Father's Country Hams offers an array of flavored bacons.
Father's Country Hams offers an array of flavored bacons.

As its name suggests, Father’s Country Hams made a name for itself by processing and selling country hams. But the small, family-owned business in Bremen, Ky., has also gained a fine reputation for its flavored bacon.

Funny thing, the impetus for the company’s flavored bacon line occurred in 2000 when Charles Gatton Jr., owner of Father’s Country Hams, was celebrating the grand champion award for his country ham at the National Meat Association Ham Show in Lancaster, Pa. At that show, a processor from another state had entered his cinnamon-flavored bacon in a competition, which caught Gatton’s attention. Always up for a new processing challenge, Gatton decided to try his hand at flavored bacon.

“I went home and developed pepper-flavored bacon and cinnamon sugar-flavored bacon,” Gatton says.
Today, Father’s Country Hams offers an array of flavored bacons, including smoked spice rum, bourbon, bourbon vanilla, honey-glazed, apple cinnamon, Cajun, honey barbecue, maple, jalapeno and even summer tomato.

When Gatton’s father, Charles Sr., began the business in the 1950s, Father’s Country Hams made and sold only about 4,000 lbs. of bacon a year. Today, the company processes and sells about 100,000 lbs. annually, with flavored bacon accounting for much of the business. The company’s bacon has garnered much mainstream media attention. In 2001, Esquire magazine honored Father’s Country Hams with having the Best Bacon in America.

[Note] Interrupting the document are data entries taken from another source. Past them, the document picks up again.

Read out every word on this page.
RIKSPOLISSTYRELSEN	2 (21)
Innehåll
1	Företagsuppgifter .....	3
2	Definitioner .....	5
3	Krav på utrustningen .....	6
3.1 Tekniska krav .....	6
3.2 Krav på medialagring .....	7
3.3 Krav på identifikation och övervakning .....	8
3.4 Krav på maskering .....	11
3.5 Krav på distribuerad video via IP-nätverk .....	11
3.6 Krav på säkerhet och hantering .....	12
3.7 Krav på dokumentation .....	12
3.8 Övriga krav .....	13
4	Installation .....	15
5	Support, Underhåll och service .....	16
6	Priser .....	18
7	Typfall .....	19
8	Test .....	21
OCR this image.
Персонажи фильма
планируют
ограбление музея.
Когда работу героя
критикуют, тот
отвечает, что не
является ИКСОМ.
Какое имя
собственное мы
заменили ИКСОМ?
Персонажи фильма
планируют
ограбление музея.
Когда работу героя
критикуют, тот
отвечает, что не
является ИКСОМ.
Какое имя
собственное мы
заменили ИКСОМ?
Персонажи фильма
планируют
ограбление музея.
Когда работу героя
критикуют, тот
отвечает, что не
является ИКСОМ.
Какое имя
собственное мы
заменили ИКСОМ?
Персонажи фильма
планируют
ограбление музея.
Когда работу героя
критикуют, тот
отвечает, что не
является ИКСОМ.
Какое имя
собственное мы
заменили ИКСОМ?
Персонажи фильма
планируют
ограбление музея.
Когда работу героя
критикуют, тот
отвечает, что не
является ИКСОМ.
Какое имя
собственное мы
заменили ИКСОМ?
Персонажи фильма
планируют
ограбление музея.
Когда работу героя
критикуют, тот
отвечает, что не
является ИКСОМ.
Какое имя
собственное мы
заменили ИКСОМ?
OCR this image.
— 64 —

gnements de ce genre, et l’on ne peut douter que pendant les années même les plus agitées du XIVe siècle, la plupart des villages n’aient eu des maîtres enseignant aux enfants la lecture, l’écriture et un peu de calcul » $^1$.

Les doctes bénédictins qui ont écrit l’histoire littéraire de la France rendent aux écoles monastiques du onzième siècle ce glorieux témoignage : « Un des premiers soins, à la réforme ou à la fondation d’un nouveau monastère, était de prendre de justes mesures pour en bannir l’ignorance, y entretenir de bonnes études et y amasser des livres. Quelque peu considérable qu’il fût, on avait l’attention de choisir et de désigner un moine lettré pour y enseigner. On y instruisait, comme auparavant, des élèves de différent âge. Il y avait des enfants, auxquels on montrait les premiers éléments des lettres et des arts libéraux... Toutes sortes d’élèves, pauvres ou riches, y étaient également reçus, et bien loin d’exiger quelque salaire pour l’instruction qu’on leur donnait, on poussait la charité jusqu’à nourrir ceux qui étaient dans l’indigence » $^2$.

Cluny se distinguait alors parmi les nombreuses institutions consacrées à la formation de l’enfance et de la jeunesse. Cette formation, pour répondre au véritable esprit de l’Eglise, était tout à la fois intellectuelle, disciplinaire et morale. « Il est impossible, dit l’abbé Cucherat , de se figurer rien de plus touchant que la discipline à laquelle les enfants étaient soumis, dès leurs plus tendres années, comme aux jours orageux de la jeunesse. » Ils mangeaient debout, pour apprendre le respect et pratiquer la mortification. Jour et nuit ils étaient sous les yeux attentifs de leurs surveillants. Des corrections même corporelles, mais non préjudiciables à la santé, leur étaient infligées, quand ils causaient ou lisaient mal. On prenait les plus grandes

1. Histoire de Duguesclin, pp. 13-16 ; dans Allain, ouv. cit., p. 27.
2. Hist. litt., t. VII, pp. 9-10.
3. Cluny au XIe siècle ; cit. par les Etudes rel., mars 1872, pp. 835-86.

Between 2004 and 2008, Gatton and his wife made several appearances on the Home Shopping Network, selling samplers of cinnamon sugar, hickory and pepper bacon. During the broadcast of the first show they appeared on, they sold 6,000 lbs., a sell-out.

Hand-crafted

Gatton trims the pork bellies to his own specifications. He has tried to outsource trimming, but couldn’t find anyone to do it the way he wanted.

Gatton says the dry-curing process for the pork bellies is older than the state of Kentucky. Early settlers, who did not have refrigeration or other means of preserving food, brought the process to the region.

The base ingredients of the cure are salt, brown and white sugar and sodium nitrite. Gatton says the two sugars together add more flavor.

The bellies cure in a cooler for 10 days at 37?F to 39?F. From the cooler, they are washed and hung in the smokehouse for drying and smoking.

“We smoke them for 96 hours with real hickory sawdust,” Gatton says.

The bacon is then sliced using a 180 Berkel conveyor bacon slicer, the only automated equipment in the plant.

Gatton works with a flavor company to develop the dry rubs for the flavors, but the rubs are his own secret creations.

“After we slice the bacon, we hand rub each piece of bacon with the dry rub. It goes on dry,” he explains. “When we vacuum seal the packages, the rubs continue to penetrate the meat.”

The bourbon-flavored bacons feature authentic Kentucky bourbon. The maple-flavored bacon, one of Father’s Country Hams most popular items, features real maple sugar from a Vermont company.
“It tastes like you poured maple syrup over the bacon,” Gatton says.

The honey glazed-flavored bacon features honey made from the family’s farm. The summer tomato-flavored bacon features a rub that is so tasty it can be eaten by itself.

“That bacon tastes like it has fresh tomatoes on it,” Gatton says.

There is only one flavor that Gatton couldn’t quite perfect: chocolate-flavored bacon.

“Chocolate is bitter. I had to add so much sugar to the rub to not make it bitter that the bacon would burn,” he says.

Still, Father’s Country Hams offers chocolate indulgence bacon, which features chocolate and amaretto flavors.

“It’s really good, but people aren’t quite sure about it,” Gatton says.

Price is right

Gatton tries to keep prices low on the flavored bacon. For instance, four packs cost only $38. The margin is about 75 cents per package.

“It helps us sell more volume of bacon,” he says of the low prices, noting that most all sales occur through the company’s website, www.fatherscountryhams.com, and its on-site retail story. “We would rather have repeat business year-round than somebody buying once a year.”

Gatton says he can create 500 packages a day of flavored bacon. He hand coats each bacon strip and loads them into pouches, which are vacuum packaged by one of his employees.

Gatton, 63, says the flavored bacon has been a creative outlet for him. “I don’t have any hobbies so my hobby is creating unique foods,” he adds.

He says that making flavored bacon by hand is a lost art. “It’s a living tribute to my father,” he says of Charles Sr., who died in 2000.